Tier 3 (45-55%): Grok 4, Gemini 3.1 Pro, DeepSeek V3.5, GLM-5.2, Llama 4, Gemini 3.5 Flash, Mistral Large 2. Fine for routine work, boilerplate, simple debugging, documentation, but not something you'd trust with a hard problem unsupervised.
Tier 4 (<45%): Qwen 3, GPT-5.5 Instant. Basic help only. Good for explaining code or knocking out a small script, not for production engineering.
Price-per-point analysis
If you care about getting the most capability per dollar, here is how the value picks shake out. Same caveat applies, these are our derivations from the scores, not a published value index.

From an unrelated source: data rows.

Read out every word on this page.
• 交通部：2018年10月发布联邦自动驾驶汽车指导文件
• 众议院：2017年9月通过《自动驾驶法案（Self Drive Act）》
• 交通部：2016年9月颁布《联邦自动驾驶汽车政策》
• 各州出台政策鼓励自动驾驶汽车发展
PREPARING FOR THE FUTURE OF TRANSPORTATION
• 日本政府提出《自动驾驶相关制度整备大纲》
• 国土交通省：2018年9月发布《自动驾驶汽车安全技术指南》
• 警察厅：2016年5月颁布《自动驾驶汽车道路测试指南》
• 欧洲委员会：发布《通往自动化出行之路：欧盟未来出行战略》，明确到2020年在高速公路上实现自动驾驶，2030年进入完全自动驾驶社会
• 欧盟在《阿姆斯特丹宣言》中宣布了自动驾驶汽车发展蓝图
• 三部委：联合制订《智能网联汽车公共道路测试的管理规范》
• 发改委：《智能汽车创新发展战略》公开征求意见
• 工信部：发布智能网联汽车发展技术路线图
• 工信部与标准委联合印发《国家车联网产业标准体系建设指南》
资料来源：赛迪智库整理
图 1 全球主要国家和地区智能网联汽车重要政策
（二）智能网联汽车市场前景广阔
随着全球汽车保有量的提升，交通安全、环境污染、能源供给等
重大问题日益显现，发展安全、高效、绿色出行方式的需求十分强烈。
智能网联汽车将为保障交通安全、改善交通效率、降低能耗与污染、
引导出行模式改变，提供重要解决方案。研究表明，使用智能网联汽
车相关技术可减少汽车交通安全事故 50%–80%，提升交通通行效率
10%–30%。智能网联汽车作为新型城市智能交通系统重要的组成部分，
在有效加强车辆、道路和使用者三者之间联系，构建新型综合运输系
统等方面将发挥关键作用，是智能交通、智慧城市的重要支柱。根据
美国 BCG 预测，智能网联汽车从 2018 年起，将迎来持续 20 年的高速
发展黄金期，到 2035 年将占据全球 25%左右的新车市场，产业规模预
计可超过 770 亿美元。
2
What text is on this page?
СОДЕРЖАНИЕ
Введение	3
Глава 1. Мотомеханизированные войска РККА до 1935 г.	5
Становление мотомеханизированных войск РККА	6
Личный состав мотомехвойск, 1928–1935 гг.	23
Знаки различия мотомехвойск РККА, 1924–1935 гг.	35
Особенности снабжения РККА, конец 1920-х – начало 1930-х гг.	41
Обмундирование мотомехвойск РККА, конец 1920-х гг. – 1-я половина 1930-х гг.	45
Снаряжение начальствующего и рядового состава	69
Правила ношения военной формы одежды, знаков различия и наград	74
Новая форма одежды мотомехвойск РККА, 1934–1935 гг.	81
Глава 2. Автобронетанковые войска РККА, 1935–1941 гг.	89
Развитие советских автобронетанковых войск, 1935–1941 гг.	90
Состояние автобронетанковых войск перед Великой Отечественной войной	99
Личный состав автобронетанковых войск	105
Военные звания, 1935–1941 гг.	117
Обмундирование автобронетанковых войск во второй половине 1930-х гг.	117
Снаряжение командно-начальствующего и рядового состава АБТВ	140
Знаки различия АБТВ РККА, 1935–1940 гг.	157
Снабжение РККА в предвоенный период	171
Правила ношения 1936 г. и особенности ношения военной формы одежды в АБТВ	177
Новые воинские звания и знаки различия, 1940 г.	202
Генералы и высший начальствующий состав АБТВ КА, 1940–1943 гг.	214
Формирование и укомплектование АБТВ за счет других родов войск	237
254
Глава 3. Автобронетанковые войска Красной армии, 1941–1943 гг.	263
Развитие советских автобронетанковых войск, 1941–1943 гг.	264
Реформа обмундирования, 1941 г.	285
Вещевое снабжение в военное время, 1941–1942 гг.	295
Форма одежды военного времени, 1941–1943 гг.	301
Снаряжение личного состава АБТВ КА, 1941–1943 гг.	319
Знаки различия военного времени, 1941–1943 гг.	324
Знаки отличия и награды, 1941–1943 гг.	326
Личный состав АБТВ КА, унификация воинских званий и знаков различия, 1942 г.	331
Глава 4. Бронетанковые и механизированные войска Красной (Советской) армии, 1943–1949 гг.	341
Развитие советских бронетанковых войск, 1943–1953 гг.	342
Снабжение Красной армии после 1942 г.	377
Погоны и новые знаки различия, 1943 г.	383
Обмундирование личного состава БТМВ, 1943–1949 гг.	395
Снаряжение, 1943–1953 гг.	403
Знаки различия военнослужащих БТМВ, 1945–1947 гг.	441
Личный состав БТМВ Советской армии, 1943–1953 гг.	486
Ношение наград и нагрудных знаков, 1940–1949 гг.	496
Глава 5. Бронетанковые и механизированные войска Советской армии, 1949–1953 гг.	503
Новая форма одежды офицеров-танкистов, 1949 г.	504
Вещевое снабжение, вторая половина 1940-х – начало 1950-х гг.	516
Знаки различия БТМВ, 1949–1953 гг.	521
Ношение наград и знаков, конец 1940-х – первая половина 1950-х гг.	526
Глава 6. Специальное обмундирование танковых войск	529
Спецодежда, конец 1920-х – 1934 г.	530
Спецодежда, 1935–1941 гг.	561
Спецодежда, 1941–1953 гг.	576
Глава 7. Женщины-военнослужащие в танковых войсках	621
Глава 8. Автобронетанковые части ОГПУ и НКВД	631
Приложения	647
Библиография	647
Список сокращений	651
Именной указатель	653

- Llama 4, Free, 50.2% (effectively unlimited value if you've got the GPUs to run it)
- DeepSeek V3.5, $0.15/$0.60, 52.4% (the best value among paid models)
- MiniMax M3, $0.30/$1.20, 59.0% (the best open-weights coder, with a note: open weights were committed at launch but reportedly hadn't shipped as of reporting)
- Gemini 3.5 Flash, $0.35/$0.70, 48.2% (the best of the budget closed models)
Verdict
If you want the most coding capability you can actually access today, Claude Opus 4.8 (69.2%) is the pick, Fable 5 sits higher on paper but is offline. For the best open-weights option, MiniMax M3 (59.0%) leads. For value, DeepSeek V3.5 (52.4%) or Llama 4 (50.2%, free) get you most of the way at a fraction of the cost. And for serious engineering work, skip GPT-5.5 Instant and Qwen 3.
One last reminder: every number here carries the vendor-versus-standardised gap. Before you commit a team to a model, run it against your own codebase on the kind of tickets you actually close. The leaderboard tells you who to shortlist. Your repo tells you who to hire.